Pocos días más tarde llego a la Granada mora, ciudad de inefable fuerza telúrica, fogonazo amarillo del tiempo. Visito durante dos días a mi abuela, que ha llenado la nevera de víveres y ha preparado cuatro platos de arroz con leche: tardaría como poco una semana en terminármelo todo. Y al despedirme: "Un día, otro día, una noche, otra noche. Siempre sola. Ay, dios mío. Yo le rezo siempre a San Antonio para que te cuide. Tú descansa, que estás muy delgado, tienes que estar en casa, en tu casa y descansar, comer, descansar y comer. Y un día y otro y otro y siempre sola, sin nadie que me quiera ver. No, no dejes la llave por fuera; cógela y cuélgala ahí, cierra con fuerza. Hoy ya no vendrá nadie más".

Mis primos me sacan en coche del pueblo de nuevo hacia la capital de Granada, bordeando el litoral mediterráneo, como siempre. Nuestra actitud intelectual ha sido siempre una línea sinuosa mordiente con el mar, tangente y paralela, bailaora. Pienso en la tristeza de mi abuela, en la soledad y la nostalgia, y me pongo en la cabeza que la costa del Sol está muy cerca.

Cuando, tras las tapas y la observación de la vida andaluza, llego en tren a Madrid, el cielo se ha enmarañado. Miro el poderío continental de la capital, las banderas españolas altas y me digo que Barcelona me gusta más, pero Madrid también, ya está marcada: la sede de la Agencia Efe en Espronceda, los paseos por Sol buscando un póster de Joaquín Sabina para mi amigo indio, los descabalgos nocturnos con mis viejos amigos de Santander... España está signada con recuerdos deseados y deseantes, sembrada con mojones de agitación interior.
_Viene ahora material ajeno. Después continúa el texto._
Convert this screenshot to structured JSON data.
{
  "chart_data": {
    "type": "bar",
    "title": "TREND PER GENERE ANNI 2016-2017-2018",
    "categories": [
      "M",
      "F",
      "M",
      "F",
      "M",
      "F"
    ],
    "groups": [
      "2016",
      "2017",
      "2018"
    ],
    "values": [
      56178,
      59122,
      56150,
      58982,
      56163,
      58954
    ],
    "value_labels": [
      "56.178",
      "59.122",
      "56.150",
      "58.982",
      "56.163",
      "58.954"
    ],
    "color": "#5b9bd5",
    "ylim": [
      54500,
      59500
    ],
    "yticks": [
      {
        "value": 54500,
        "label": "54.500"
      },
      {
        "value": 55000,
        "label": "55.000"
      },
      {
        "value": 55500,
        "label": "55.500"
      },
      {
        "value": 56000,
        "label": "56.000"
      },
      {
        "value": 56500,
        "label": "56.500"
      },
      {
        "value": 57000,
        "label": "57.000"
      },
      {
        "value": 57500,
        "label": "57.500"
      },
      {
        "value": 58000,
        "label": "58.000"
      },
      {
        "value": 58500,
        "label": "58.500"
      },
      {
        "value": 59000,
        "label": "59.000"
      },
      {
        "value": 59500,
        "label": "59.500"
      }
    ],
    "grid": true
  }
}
Todos me ayudan: me llevan en coche, me ofrecen alojamiento, me sacan de compras; soportan mi inquietante tranquilidad. El avión sale a Moscú, donde espero el último vuelo fumándome lo último que me queda de Madrid: un puro. Las desvencijadas alas del Tupolev ya están listas para el despegue hacia la India, tierra de la representación mito-práctica, del desconcierto templado. Al pisar el suelo de Delhi, repaso la cartografía europea, domesticada para nuestros paseos, para poder recorrerla a pie, y me cargo de nueva energía para escalar el indomable sur de Asia, que se me ofrece en forma de una Amazona de cabellos largos, soñolienta, que me hace el amor para recordarme que mi sitio no está en la India o España, sino en el centro de la experiencia fenoménica.

lunes, abril 07, 2008

Próximamente...

...intermitencias españolas.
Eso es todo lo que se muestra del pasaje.